Is it ethical for an employer to evaluate a potential or current employee based on his/her myspace or facebook profile? I fist think there is a bigger question going on here, is it ethical for an employer to evaluate an employee based on his/her personal life? To answer that question I think one would have to consider the following; does this employee have a strong public relations role for the company, what type of company does the employee work for, is there a set of rules or obligations for the employee to conduct his or herself by already set forth by the employer.
If the employee has close ties to public relations it would matter what the employee does in his/her personal life, but it does depend on the level of public relations that would determine the degree in which the person would have to conduct his/herself on his/her own time in an area in which could be accessible or seen in public. For example, it would be inadvisable for let’s say the spokes person for an anti drunk driving company or campaign to post drunken pictures of him/herself online at a website like myspace or facebook that could be seen by the public. Just as it would be inadvisable for a person as such to be drunk in public, or even worse to drink and drive. In a scenario such as this, the actions of the employee would have a direct affect on the company, and of course the company has to look out for its best interest to stay afloat. So, in this case I would say that an employer could evaluate an employee based on his/her myspace and facebook accounts or any other areas that would/could be in the publics eye.
What kind of company does the employee work for? There are many different companies that do many different things in many different fields in many areas of the world. So, each company is unique, with its own way of doing things. So, lets say there is an employee that works for a crab processing plant, and his job is just to drive a forklift, and process crab into something eatable. Should it matter if this employee drinks on the weekend? I think it shouldn’t matter what this employee does, just as long it does not affect his work. Same with any employer/employee type relation it should not matter what the employee does outside of work unless it directly or sometimes indirectly affects the employer.
What about a code of conduct that employees have to follow? If there is a set-forth code of conduct in which employees know that they have to follow prior to employment with a certain company, they should follow that code of conduct. If the code of conduct includes use of drugs, or violations of the law, or any other rules, the rules should not be broken. If the employer discovers the employee has broken the code of conduct, the employer would take action. But, the method of how the employer discovers the violation of the code of conduct is the question here. Is it ethically right for a employer to look up an employees myspace to see if the employee has broken any of rules for a code of conduct? In this case I would say that the employer can not base any of the information found on a online account to fire or take action against a employee. For example, let’s say an employee thinks of himself as a bit of a comedian, so he decides to post on his myspace that he just smoked a bunch of heroin and he was drinking and driving. Horrible as that would be if it was the truth, but all the employee did was say it, he wrote words, committing no crime. So, how could an employer fire someone for a mere act of writing, there is no concrete proof of any violations of the code. The employee is simply using his freedom of speech right to make some humor, which is not against the law, nor should it be against company policy. Same with rumors in an office, unless they are proven, it is just a rumor and should be treated as such. So, in the case, no a employer can not take any actions against an employee based on a myspace or facebook account.

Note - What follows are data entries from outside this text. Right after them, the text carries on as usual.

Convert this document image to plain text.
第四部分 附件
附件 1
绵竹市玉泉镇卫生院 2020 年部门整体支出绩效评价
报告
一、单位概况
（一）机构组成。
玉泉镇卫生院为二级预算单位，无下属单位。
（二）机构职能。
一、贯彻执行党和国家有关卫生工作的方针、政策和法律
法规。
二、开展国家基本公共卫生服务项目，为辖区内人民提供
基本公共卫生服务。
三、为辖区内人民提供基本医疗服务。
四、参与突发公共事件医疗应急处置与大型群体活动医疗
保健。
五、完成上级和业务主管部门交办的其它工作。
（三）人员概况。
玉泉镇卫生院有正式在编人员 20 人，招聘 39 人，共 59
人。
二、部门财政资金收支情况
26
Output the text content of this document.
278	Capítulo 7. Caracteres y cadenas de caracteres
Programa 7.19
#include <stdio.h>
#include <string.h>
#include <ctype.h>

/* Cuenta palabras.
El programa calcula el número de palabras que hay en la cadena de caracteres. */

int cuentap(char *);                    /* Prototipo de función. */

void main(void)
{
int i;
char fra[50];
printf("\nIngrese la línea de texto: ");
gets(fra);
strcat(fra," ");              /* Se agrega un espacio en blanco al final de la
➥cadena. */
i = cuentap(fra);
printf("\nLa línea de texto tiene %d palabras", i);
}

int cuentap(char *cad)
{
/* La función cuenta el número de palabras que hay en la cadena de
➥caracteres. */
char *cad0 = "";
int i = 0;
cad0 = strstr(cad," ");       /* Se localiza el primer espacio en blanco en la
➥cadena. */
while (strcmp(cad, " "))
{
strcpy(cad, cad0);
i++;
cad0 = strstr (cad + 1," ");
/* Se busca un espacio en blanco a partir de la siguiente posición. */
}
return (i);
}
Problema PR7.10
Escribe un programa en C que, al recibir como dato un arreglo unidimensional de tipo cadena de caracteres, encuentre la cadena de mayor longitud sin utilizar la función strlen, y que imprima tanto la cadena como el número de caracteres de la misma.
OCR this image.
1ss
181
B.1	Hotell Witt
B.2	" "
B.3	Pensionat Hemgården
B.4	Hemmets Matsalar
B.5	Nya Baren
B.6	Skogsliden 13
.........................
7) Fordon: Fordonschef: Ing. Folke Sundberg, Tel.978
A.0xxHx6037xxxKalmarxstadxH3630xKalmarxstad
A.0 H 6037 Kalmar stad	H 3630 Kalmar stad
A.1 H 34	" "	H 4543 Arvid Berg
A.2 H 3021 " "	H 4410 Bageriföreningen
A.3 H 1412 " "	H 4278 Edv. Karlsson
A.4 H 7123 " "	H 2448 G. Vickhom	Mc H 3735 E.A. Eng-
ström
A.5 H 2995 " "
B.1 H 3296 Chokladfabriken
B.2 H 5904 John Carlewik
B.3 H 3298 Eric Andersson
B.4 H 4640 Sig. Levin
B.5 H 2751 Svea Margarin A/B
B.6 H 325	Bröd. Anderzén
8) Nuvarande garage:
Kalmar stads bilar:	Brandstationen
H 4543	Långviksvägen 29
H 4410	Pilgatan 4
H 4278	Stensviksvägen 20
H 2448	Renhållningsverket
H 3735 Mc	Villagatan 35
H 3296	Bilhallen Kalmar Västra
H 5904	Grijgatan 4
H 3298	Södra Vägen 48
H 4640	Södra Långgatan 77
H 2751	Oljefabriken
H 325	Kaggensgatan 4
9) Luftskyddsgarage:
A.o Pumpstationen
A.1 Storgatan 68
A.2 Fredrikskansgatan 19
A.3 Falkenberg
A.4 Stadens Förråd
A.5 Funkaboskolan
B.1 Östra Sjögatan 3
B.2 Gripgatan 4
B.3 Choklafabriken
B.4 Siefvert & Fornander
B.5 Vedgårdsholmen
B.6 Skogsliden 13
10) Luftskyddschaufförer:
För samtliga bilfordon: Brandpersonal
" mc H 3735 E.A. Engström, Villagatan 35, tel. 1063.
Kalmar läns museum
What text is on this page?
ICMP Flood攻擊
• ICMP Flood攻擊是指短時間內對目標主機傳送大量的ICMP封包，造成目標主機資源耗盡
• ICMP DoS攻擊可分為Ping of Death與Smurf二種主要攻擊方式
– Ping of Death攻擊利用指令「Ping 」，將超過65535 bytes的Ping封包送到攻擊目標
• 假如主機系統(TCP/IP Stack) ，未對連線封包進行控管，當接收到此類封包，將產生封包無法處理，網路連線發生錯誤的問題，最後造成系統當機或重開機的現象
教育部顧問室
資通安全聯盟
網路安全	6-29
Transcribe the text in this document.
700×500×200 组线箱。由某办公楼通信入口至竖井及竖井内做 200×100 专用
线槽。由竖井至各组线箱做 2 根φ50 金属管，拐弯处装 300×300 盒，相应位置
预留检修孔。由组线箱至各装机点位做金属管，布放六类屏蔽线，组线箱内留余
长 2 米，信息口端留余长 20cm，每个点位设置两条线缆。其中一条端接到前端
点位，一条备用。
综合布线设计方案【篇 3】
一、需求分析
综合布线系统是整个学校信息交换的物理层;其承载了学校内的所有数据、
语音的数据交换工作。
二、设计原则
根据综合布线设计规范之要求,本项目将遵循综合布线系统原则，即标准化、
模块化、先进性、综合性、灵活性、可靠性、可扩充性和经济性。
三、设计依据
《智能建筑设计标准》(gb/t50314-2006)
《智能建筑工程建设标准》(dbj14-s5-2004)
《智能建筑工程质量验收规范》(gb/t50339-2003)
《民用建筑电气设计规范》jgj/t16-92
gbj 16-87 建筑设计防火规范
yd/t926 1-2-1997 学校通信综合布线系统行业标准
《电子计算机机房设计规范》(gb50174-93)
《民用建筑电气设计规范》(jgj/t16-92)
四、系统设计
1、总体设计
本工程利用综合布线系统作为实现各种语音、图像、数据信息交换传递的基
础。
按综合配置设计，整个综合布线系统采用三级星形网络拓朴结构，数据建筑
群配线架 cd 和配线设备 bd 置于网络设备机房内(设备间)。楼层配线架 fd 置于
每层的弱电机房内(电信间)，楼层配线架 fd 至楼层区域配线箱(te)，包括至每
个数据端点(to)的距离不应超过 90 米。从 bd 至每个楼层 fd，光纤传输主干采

Other things to consider; is it ethically moral for an employer to “friend” its employees. I think this would depend on what the intentions of the employer is; if the employee has a restricted account (meaning that it is not public and only friends can view the info on the account) and the boss of that employee wants to “friend” the employee because they both consider each other mutual friends and have more than just a boss/employee role, then in that case I see no un-ethical practices. But, if the boss just wants to dig into the personal life of an employee to possible discriminate against based on the employees personal life, I not only see this as ethically wrong, but illegal as well.
Overall, can employers evaluate the employees based on Facebook or Myspace activities? Overall I would no, but it does depend to an extent. The only way that an employer could do this evaluation is if it directly affected the company in a negative way, and unless the employee is causing harm to the company in his/her personal life the company has no right into his/her personal life.